When we default to calling period care products like pads, tampons, menstrual cups, and period underwear “feminine products,” it also reinforces the limiting, and often hurtful, stereotype that periods are inherently feminine and one must experience such things to be whole.

How Can We Be More Inclusive With Language?

A simple shift in the words we choose to use in conversation can go a long way in creating safer, more inclusive communities, and embrace the diverse identities of the people we interact with every day.

Gender-inclusive language avoids the use of male and female pronouns. One example of this is public places removing the binary assignments of men’s vs. women’s restrooms, and referring to them simply as a “restroom” instead.
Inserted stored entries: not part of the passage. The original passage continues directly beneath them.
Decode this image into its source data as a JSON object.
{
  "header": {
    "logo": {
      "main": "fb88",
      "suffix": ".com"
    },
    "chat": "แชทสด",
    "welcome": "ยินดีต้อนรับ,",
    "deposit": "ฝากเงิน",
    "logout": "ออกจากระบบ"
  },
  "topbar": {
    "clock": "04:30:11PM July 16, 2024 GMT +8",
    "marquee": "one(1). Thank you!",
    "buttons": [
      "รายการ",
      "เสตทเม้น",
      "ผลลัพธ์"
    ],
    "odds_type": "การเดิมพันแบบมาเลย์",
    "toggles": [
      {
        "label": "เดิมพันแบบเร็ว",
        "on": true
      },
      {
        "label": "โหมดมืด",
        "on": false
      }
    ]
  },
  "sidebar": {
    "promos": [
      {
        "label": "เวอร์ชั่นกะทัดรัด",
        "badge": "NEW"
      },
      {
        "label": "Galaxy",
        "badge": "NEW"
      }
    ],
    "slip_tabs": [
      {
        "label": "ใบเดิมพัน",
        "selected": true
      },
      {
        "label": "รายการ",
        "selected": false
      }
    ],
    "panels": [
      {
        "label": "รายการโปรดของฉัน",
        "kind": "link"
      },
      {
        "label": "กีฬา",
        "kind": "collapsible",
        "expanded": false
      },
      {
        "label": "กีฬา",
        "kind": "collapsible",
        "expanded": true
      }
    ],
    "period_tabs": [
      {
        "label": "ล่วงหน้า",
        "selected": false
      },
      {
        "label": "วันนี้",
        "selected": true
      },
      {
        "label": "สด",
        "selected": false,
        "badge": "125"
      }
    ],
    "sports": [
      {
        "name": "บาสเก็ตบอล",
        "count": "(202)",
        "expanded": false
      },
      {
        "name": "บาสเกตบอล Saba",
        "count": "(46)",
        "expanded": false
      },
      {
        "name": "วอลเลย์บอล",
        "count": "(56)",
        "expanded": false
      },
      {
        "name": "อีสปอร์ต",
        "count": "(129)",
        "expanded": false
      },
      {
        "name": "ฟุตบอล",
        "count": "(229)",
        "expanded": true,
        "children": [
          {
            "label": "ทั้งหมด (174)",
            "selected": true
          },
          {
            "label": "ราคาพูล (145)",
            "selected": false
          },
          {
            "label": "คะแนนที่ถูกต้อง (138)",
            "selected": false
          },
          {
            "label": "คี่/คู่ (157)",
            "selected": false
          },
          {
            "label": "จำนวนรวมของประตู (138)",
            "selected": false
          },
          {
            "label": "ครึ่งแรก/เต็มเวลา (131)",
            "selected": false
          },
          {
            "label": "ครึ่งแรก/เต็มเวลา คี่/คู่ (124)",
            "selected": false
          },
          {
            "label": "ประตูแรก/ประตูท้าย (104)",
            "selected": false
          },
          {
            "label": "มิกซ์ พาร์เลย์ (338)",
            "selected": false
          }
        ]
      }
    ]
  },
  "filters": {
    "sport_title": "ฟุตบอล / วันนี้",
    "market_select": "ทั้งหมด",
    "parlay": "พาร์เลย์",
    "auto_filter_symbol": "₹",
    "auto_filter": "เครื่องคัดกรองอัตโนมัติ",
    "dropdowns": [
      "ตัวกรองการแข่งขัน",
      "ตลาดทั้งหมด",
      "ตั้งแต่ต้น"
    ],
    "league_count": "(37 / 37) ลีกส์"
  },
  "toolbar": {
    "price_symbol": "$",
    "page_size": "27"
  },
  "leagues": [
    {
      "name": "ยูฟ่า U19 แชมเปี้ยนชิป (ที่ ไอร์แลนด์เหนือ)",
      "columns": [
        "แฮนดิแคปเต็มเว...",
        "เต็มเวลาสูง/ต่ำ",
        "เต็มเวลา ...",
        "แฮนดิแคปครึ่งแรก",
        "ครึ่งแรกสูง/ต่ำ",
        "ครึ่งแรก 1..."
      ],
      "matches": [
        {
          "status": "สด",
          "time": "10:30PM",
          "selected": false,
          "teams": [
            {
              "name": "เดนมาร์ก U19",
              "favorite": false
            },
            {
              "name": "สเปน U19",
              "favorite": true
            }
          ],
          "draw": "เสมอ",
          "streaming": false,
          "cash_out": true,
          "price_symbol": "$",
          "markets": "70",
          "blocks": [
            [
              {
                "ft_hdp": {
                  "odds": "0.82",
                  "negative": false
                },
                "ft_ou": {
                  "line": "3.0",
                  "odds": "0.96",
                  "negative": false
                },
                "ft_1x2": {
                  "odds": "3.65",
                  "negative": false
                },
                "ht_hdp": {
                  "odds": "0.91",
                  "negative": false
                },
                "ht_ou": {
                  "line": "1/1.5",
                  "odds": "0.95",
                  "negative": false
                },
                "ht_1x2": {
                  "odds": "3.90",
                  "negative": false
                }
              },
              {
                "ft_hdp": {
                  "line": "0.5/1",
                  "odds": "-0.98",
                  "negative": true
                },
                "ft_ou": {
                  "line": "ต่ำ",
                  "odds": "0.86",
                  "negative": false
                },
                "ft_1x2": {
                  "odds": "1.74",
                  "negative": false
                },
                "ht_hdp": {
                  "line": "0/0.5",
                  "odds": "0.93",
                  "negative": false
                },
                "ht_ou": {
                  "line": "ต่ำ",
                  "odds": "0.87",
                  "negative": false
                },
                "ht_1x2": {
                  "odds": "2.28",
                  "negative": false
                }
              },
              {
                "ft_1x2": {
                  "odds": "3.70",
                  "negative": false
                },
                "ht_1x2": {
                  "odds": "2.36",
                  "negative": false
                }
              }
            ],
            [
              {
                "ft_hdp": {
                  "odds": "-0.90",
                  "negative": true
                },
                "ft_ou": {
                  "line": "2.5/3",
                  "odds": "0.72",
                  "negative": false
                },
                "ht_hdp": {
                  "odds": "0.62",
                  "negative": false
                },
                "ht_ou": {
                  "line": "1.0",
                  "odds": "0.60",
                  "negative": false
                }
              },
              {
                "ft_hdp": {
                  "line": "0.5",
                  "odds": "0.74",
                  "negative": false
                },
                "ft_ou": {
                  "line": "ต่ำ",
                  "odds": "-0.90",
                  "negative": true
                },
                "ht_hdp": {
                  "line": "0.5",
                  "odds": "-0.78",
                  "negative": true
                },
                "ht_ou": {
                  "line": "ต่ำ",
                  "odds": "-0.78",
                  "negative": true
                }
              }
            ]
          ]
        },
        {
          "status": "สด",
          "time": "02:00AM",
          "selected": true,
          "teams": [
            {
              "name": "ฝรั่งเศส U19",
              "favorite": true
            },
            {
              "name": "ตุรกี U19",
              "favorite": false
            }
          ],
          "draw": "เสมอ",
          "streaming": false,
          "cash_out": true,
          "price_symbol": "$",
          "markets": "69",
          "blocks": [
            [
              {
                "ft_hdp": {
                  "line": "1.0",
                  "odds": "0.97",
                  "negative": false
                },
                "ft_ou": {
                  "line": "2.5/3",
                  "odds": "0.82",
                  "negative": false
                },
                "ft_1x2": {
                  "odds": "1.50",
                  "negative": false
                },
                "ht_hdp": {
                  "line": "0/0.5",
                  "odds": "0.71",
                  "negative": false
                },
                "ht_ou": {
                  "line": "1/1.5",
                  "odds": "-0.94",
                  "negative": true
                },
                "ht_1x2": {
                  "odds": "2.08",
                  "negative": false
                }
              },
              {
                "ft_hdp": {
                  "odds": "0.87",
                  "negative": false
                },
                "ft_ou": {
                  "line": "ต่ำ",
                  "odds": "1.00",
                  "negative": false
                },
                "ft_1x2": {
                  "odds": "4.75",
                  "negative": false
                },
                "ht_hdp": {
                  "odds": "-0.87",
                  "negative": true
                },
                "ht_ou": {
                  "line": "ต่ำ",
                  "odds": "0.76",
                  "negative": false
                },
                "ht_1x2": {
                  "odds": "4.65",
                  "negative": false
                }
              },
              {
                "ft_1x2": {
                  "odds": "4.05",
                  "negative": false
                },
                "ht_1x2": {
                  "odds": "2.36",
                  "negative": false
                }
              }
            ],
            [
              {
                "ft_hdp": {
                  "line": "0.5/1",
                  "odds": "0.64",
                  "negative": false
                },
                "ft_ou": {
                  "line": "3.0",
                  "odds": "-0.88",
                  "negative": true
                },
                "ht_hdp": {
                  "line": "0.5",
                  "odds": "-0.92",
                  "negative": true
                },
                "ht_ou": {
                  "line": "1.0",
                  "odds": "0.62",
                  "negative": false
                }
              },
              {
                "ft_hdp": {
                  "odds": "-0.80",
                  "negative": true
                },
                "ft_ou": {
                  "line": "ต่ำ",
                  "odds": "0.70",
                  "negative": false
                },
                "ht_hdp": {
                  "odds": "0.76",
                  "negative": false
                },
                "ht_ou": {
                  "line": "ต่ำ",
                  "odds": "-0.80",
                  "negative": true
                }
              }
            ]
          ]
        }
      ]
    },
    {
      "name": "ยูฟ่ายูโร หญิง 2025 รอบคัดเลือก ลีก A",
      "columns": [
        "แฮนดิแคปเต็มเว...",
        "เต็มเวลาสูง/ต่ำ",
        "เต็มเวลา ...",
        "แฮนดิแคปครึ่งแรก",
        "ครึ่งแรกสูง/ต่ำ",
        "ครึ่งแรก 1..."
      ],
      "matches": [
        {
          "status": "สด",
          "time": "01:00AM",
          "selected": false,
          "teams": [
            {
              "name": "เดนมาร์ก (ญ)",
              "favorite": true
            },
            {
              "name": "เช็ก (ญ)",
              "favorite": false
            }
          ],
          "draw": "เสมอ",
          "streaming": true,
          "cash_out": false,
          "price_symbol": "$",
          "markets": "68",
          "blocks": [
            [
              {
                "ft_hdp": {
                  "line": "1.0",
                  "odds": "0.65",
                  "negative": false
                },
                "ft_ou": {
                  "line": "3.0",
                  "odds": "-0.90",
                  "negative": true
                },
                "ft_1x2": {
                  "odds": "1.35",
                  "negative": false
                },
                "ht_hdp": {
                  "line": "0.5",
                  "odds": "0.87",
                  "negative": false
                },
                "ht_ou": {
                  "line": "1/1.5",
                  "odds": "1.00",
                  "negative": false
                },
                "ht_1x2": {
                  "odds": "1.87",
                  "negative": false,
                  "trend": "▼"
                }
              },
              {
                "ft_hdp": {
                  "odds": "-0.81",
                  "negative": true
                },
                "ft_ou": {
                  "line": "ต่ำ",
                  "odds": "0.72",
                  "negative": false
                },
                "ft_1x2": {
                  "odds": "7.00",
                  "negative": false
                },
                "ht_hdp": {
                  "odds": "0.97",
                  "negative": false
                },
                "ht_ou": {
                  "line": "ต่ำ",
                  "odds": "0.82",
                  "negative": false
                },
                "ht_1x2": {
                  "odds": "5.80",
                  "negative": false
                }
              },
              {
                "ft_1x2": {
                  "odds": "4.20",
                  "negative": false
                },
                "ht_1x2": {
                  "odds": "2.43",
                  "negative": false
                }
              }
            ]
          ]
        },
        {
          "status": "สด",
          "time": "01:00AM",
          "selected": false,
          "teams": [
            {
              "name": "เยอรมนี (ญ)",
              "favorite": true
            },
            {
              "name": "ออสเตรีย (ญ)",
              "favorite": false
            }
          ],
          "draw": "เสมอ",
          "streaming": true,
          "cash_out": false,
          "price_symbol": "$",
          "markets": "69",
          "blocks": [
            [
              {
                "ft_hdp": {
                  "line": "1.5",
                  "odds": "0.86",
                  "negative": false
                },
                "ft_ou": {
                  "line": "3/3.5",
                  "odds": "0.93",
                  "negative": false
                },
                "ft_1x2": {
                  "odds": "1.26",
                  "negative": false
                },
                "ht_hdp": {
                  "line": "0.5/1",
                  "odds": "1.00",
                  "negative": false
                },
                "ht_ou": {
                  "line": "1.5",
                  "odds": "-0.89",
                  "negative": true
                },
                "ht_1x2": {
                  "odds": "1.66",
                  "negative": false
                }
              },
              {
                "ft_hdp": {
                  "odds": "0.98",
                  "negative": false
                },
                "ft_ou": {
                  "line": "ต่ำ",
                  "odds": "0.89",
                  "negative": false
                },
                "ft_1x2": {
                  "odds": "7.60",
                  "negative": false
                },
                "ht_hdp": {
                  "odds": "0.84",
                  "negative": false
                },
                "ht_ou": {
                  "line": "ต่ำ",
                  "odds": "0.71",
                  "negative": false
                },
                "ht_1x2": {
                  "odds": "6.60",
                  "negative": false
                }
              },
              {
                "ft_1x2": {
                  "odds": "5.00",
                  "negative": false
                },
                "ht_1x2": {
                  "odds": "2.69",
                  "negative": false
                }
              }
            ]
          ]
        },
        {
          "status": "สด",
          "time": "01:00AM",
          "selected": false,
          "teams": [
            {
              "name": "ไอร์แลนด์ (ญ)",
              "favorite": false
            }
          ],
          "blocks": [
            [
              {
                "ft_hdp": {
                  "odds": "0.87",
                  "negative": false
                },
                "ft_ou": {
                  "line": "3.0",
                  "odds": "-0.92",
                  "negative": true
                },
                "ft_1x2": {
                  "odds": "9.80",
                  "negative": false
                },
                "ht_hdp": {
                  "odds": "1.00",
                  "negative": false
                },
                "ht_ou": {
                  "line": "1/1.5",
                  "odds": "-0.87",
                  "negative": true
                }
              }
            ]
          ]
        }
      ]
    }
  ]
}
Other examples include referring to restaurant staff as “servers” instead of “waitress” or “waiter,” using “flight attendant” instead of “stewardess” or “steward,” and referring to items as “manufactured” instead of “man-made.”

Examples Of Gender Inclusive Language In The Period Space

  • People who menstruate, menstruators, or people who have periods  instead of “women” or “girls”
  • Period or menstrual products instead of “feminine hygiene products”
    • Menstrual pads or period pads instead of “feminine pads”
    • Intimate wash instead of “feminine wash”, etc.
  • Menstrual, sexual, or reproductive health instead of “women’s health” or “feminine hygiene”
    • On that note, I’ve been on team #menstrualhealth for at least a decade and would love if we would just let the stigma loaded term “feminine hygiene” die already
  • Anatomical words instead of euphemisms like “lady parts”
  • Restroom or bathroom instead of “ladies room”


You can practice using gender neutral language in everyday conversations. Switch out “she” and “he” for “they” or “them” wherever possible. Be mindful not to make the assumption that everyone identifies the way they present. Practice getting comfortable asking people what their preferred pronouns are, and sharing yours if it’s important to you. As long as you’re trying, it’s ok if you make a mistake! Simply correct yourself and continue to be mindful going forward.

Mainstream media coverage is slowly beginning to catch up with the movement for inclusivity, with some brands, like Period Aisle and Lunette, who have long been advertising their products using more inclusive narratives and highlighting trans and nonbinary people in their campaigns. This is definitely helping to normalize inclusivity, but there’s still a lot of work to be done.

In a world where violence against transgender individuals is an all-too-sobering reality, making simple changes in our everyday language by refusing to use terminology that excludes any human being is a basic step each of us can take to make the world just a little bit brighter, safer, and more welcoming for everyone.